James Borrell, conservation biologist, and Tentsile’s first resident explorer has spent most of 2017 driving his Landcruiser, Tinkerbell, across Africa. He’s shared his stories in our #EchoChamberDisruption series, keeping all of you up to date with important conservation efforts. These firsthand insights have helped to reveal topics of overfishing in Malawi, eco-tourism in Tanzania, and conservation after conflict in Mozambique to name a few...
Beginning this journey across Zimbabwe, Zambia, Malawi, Tanzania, and Mozambique, I was probably most nervous about Zimbabwe. We’d heard horror stories of police, bribes, and corruption. Aside from the odd officer trying to boost his pay packet (after all, they’re chronically poorly paid), it turned out to be one of our favorite countries. The variety of habitats within its borders is spectacular. Six months later, it has even shaken itself free of Mugabe’s clutches. I can’t wait to see it blossom.
Turn then to Mozambique. As we trundled down Tanzania I was nervous. Were we being brave or foolhardy in trying to drive the stonkingly huge length of Mozambique? Especially given recent unrest around the Zambezi. We were confidently reassured by many people we met that a ceasefire was in place and all was well. Thank goodness - They were right! And we encountered more kindness and hospitality in Mozambique than perhaps anywhere else.
All this reminds me of something Wilfred Thesiger said, whilst travelling amongst the nomads of Arabia: “The harder the life, the finer the people”. And given the challenges facing many African countries, I think that rings true.
As for success stories… The one that sticks with me the strongest is the guard dogs (who think they’re sheep!) at the Cheetah Conservation Fund.
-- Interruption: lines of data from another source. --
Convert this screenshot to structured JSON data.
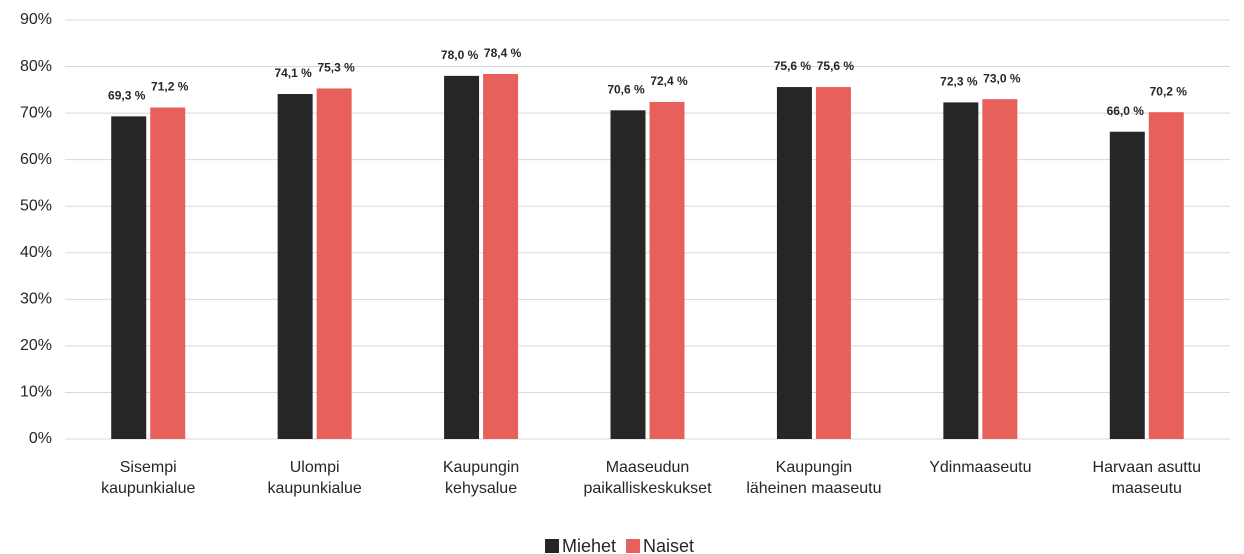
{
  "chart_data": {
    "type": "bar",
    "categories": [
      "Sisempi\nkaupunkialue",
      "Ulompi\nkaupunkialue",
      "Kaupungin\nkehysalue",
      "Maaseudun\npaikalliskeskukset",
      "Kaupungin\nläheinen maaseutu",
      "Ydinmaaseutu",
      "Harvaan asuttu\nmaaseutu"
    ],
    "series": [
      {
        "name": "Miehet",
        "color": "#262626",
        "values": [
          69.3,
          74.1,
          78.0,
          70.6,
          75.6,
          72.3,
          66.0
        ],
        "value_labels": [
          "69,3 %",
          "74,1 %",
          "78,0 %",
          "70,6 %",
          "75,6 %",
          "72,3 %",
          "66,0 %"
        ]
      },
      {
        "name": "Naiset",
        "color": "#e8605c",
        "values": [
          71.2,
          75.3,
          78.4,
          72.4,
          75.6,
          73.0,
          70.2
        ],
        "value_labels": [
          "71,2 %",
          "75,3 %",
          "78,4 %",
          "72,4 %",
          "75,6 %",
          "73,0 %",
          "70,2 %"
        ]
      }
    ],
    "ylim": [
      0,
      90
    ],
    "yticks": [
      {
        "value": 0,
        "label": "0%"
      },
      {
        "value": 10,
        "label": "10%"
      },
      {
        "value": 20,
        "label": "20%"
      },
      {
        "value": 30,
        "label": "30%"
      },
      {
        "value": 40,
        "label": "40%"
      },
      {
        "value": 50,
        "label": "50%"
      },
      {
        "value": 60,
        "label": "60%"
      },
      {
        "value": 70,
        "label": "70%"
      },
      {
        "value": 80,
        "label": "80%"
      },
      {
        "value": 90,
        "label": "90%"
      }
    ],
    "grid": true,
    "legend": "bottom"
  }
}
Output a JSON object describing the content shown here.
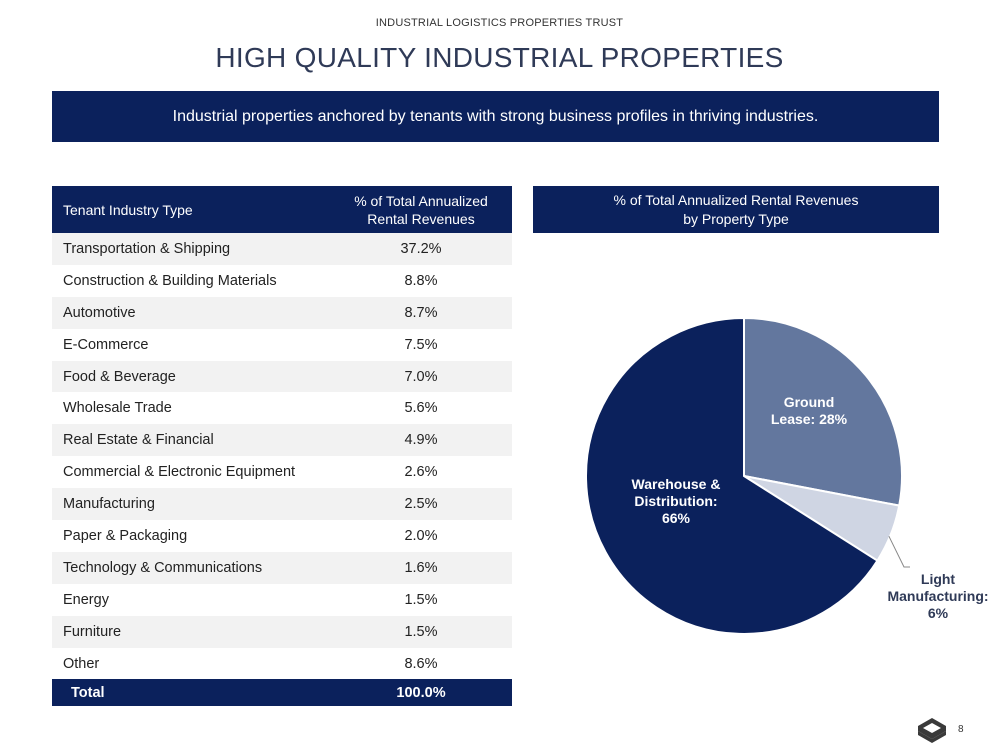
{
  "header": {
    "company": "INDUSTRIAL LOGISTICS PROPERTIES TRUST",
    "title": "HIGH QUALITY INDUSTRIAL PROPERTIES",
    "banner": "Industrial properties anchored by tenants with strong business profiles in thriving industries."
  },
  "table": {
    "col1_header": "Tenant Industry Type",
    "col2_header_line1": "% of Total Annualized",
    "col2_header_line2": "Rental Revenues",
    "rows": [
      {
        "industry": "Transportation & Shipping",
        "pct": "37.2%"
      },
      {
        "industry": "Construction & Building Materials",
        "pct": "8.8%"
      },
      {
        "industry": "Automotive",
        "pct": "8.7%"
      },
      {
        "industry": "E-Commerce",
        "pct": "7.5%"
      },
      {
        "industry": "Food & Beverage",
        "pct": "7.0%"
      },
      {
        "industry": "Wholesale Trade",
        "pct": "5.6%"
      },
      {
        "industry": "Real Estate & Financial",
        "pct": "4.9%"
      },
      {
        "industry": "Commercial & Electronic Equipment",
        "pct": "2.6%"
      },
      {
        "industry": "Manufacturing",
        "pct": "2.5%"
      },
      {
        "industry": "Paper & Packaging",
        "pct": "2.0%"
      },
      {
        "industry": "Technology & Communications",
        "pct": "1.6%"
      },
      {
        "industry": "Energy",
        "pct": "1.5%"
      },
      {
        "industry": "Furniture",
        "pct": "1.5%"
      },
      {
        "industry": "Other",
        "pct": "8.6%"
      }
    ],
    "total_label": "Total",
    "total_value": "100.0%"
  },
  "chart_head": {
    "line1": "% of Total Annualized Rental Revenues",
    "line2": "by Property Type"
  },
  "chart_data": {
    "type": "pie",
    "title": "% of Total Annualized Rental Revenues by Property Type",
    "slices": [
      {
        "name": "Ground Lease",
        "value": 28,
        "color": "#63779e",
        "label_lines": [
          "Ground",
          "Lease: 28%"
        ]
      },
      {
        "name": "Light Manufacturing",
        "value": 6,
        "color": "#cfd5e3",
        "label_lines": [
          "Light",
          "Manufacturing:",
          "6%"
        ]
      },
      {
        "name": "Warehouse & Distribution",
        "value": 66,
        "color": "#0b215c",
        "label_lines": [
          "Warehouse &",
          "Distribution:",
          "66%"
        ]
      }
    ]
  },
  "footer": {
    "page_number": "8"
  }
}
The best solutions are often the simplest, and that project is simply genius – do give it a read, here. And if I could go back anywhere in a heartbeat, it would be to the Blue Mountain overlooking the mighty Niassa reserve in Northern Mozambique. That view had us in awe for three days straight, and perhaps we would have never left if it wasn’t for the sweat bees!
I write this final installment from a train trundling through London’s suburbs. It’s perhaps as far removed from the African bush as it’s possible to be. I think sometimes that the goal of travelling is to experience some sort of epiphany. If only I could draw some profound conclusions from all we saw... We will, instead, have to be content in the knowledge that many of you followed our journey – thank you. I hope you have seen a side of Africa and conservation that perhaps you didn’t know existed before.